Древнееврейские мифы. От Левиафана и богини Ашеры до разбитых скрижалей и Иова - страница 2




Жертвоприношение израильтян перед Скинией (Мишканом) во время легендарных странствий по пустыне согласно библейским описаниям. Неизвестный автор, литография.

Wellcome Collection


Конкретное, образное мышление, отвергнутое философскими учениями, никуда не исчезало из человеческой природы. В этом отношении новые представления – как только мы пытаемся их осмыслить в качестве цельной картины мира – складываются в такую же замкнутую и парадигматическую схему, какой был миф; решают те же задачи идентификации и идентичности, ориентации в мире, какие ранее решались мифом. Несмотря на то что мифологические образы божеств сменились рациональным анализом природы божественного в теологии (образованной от того самого слова «Логос»), а теология – в особенности отрицательная, апофатическая – ставит под сомнение саму возможность что-либо сказать об Абсолюте, а уж особенно в конкретно-образных формах, тем не менее верующие продолжают так или иначе воображать Его, приписывать Ему личностные качества, облик, порой даже место в пространстве (небо, храм, даже сердце). Более того, в той степени, в которой привычным нам мировым религиям свойственны ритуалы, они также сопровождаются новыми мифологическими основаниями.

Однако не только религия – прибежище мифа. Другим таким прибежищем становится, в частности, идеология. Она авторизует определенные нарративы, абсолютизирует их, превращает в парадигму, управляющую непосредственной реальностью. Более того, любое некритическое восприятие, осуществляемое нами, может быть рассмотрено как преемник мифа. Разве не в миф мы впадаем, например, когда говорим о «всех россиянах» или о «всех евреях», вопреки очевидной неоднородности реального населения? Стереотипы, идейные клише, школьные знания в их очевидной условности – все это формы мифического, которое и по сей день противится нашему собственному анализу. Поскольку миф безразличен к доводам, а апеллирует к архетипам бессознательного, он легко может быть намеренно использован политиками и идеологами для оболванивания людей. Однако мифично также и искусство, которое заставляет нас, помимо прочего, соотноситься и отождествляться с изображенным миром; мифична, в конце концов, влюбленность как попытка увидеть в другом нечто большее, чем он сам.

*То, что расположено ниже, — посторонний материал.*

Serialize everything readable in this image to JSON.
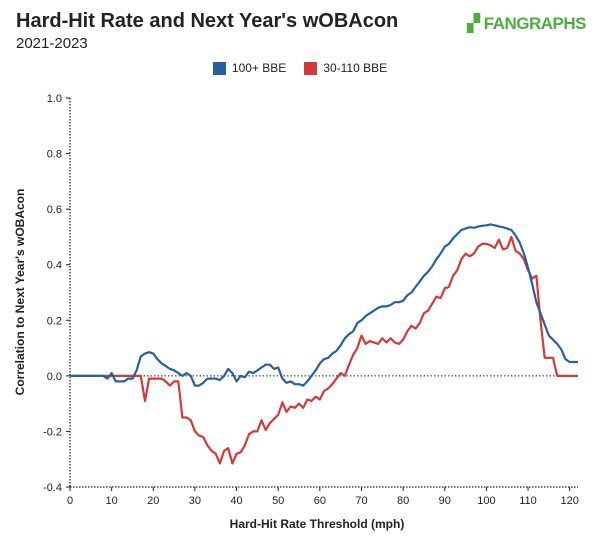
{
  "header": {
    "title": "Hard-Hit Rate and Next Year's wOBAcon",
    "subtitle": "2021-2023",
    "logo": "FANGRAPHS"
  },
  "chart_data": {
    "type": "line",
    "title": "Hard-Hit Rate and Next Year's wOBAcon",
    "subtitle": "2021-2023",
    "xlabel": "Hard-Hit Rate Threshold (mph)",
    "ylabel": "Correlation to Next Year's wOBAcon",
    "xlim": [
      0,
      122
    ],
    "ylim": [
      -0.4,
      1.0
    ],
    "xticks": [
      "0",
      "10",
      "20",
      "30",
      "40",
      "50",
      "60",
      "70",
      "80",
      "90",
      "100",
      "110",
      "120"
    ],
    "yticks": [
      "-0.4",
      "-0.2",
      "0.0",
      "0.2",
      "0.4",
      "0.6",
      "0.8",
      "1.0"
    ],
    "grid": false,
    "legend": "top",
    "reference_line": 0,
    "x_start": 0,
    "series": [
      {
        "name": "100+ BBE",
        "color": "#2a5f9e",
        "values": [
          0,
          0,
          0,
          0,
          0,
          0,
          0,
          0,
          0,
          -0.01,
          0.01,
          -0.02,
          -0.02,
          -0.02,
          -0.01,
          -0.01,
          0.02,
          0.07,
          0.08,
          0.085,
          0.08,
          0.06,
          0.045,
          0.035,
          0.025,
          0.02,
          0.01,
          0.0,
          0.01,
          0.0,
          -0.035,
          -0.035,
          -0.025,
          -0.01,
          -0.01,
          -0.01,
          -0.015,
          0.0,
          0.025,
          0.01,
          -0.02,
          0.0,
          -0.005,
          0.015,
          0.01,
          0.02,
          0.03,
          0.04,
          0.04,
          0.025,
          0.03,
          -0.01,
          -0.025,
          -0.02,
          -0.03,
          -0.03,
          -0.035,
          -0.02,
          0.0,
          0.02,
          0.045,
          0.06,
          0.065,
          0.08,
          0.09,
          0.11,
          0.135,
          0.15,
          0.16,
          0.19,
          0.2,
          0.215,
          0.225,
          0.235,
          0.245,
          0.25,
          0.25,
          0.255,
          0.265,
          0.265,
          0.27,
          0.29,
          0.3,
          0.32,
          0.34,
          0.36,
          0.375,
          0.395,
          0.42,
          0.44,
          0.465,
          0.475,
          0.495,
          0.51,
          0.525,
          0.53,
          0.535,
          0.533,
          0.537,
          0.54,
          0.542,
          0.545,
          0.542,
          0.538,
          0.535,
          0.53,
          0.525,
          0.505,
          0.48,
          0.44,
          0.39,
          0.33,
          0.265,
          0.225,
          0.185,
          0.145,
          0.13,
          0.115,
          0.095,
          0.06,
          0.05,
          0.05,
          0.05
        ]
      },
      {
        "name": "30-110 BBE",
        "color": "#d23a3a",
        "values": [
          0,
          0,
          0,
          0,
          0,
          0,
          0,
          0,
          0,
          0,
          0,
          0,
          0,
          0,
          0,
          0,
          0,
          0,
          -0.09,
          -0.01,
          -0.01,
          -0.01,
          -0.01,
          -0.02,
          -0.035,
          -0.02,
          -0.02,
          -0.15,
          -0.15,
          -0.16,
          -0.2,
          -0.215,
          -0.22,
          -0.25,
          -0.27,
          -0.28,
          -0.315,
          -0.27,
          -0.26,
          -0.315,
          -0.28,
          -0.275,
          -0.25,
          -0.21,
          -0.2,
          -0.2,
          -0.16,
          -0.195,
          -0.17,
          -0.155,
          -0.14,
          -0.095,
          -0.13,
          -0.11,
          -0.115,
          -0.1,
          -0.115,
          -0.085,
          -0.09,
          -0.075,
          -0.085,
          -0.055,
          -0.045,
          -0.03,
          -0.01,
          0.01,
          0.0,
          0.04,
          0.075,
          0.1,
          0.145,
          0.115,
          0.125,
          0.12,
          0.115,
          0.135,
          0.12,
          0.135,
          0.12,
          0.115,
          0.13,
          0.16,
          0.18,
          0.17,
          0.19,
          0.225,
          0.235,
          0.26,
          0.285,
          0.28,
          0.315,
          0.32,
          0.36,
          0.38,
          0.42,
          0.44,
          0.43,
          0.44,
          0.465,
          0.475,
          0.475,
          0.47,
          0.46,
          0.49,
          0.455,
          0.46,
          0.5,
          0.45,
          0.44,
          0.42,
          0.38,
          0.35,
          0.36,
          0.2,
          0.065,
          0.065,
          0.065,
          0.0,
          0,
          0,
          0,
          0,
          0
        ]
      }
    ]
  }
}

Но не мифичны ли и научные концепты, когда они выходят со страниц трактатов и статей и перемещаются на кухню, в пространство мнений, становятся «общими местами»? Даже сама идея, будто существует некий «миф вообще», а также, например, «еврейская цивилизация», – чрезмерное упрощение, воплощенная абстракция, которую мы как парадигму проецируем на окружающий мир. Лишь осознавая условность таких обобщений, а также конструируя их в рамках определенной аргументативной системы, мы приближаемся к подлинно логическому, а не мифическому мышлению. В этом смысле – как авторитетное представление, отвечающее на вопросы человека о его месте и идентичности, – миф может считаться правящим в мире и поныне.

История еврейской цивилизации, таким образом, являет собой процесс столкновения демифологизирующих, рациональных тенденций, восходящих к осевому времени, и неизбывной тяги человека к созданию мифов – то есть в итоге человеческой жажды смысла, постоянно отпадающей в законсервированное представление. В таком широком значении понятие мифа, безусловно, будет применимо и к еврейскому материалу. Поэтому в этой дилогии была предпринята попытка показать, как две эти тенденции противоборствуют и по-своему обусловливают друг друга.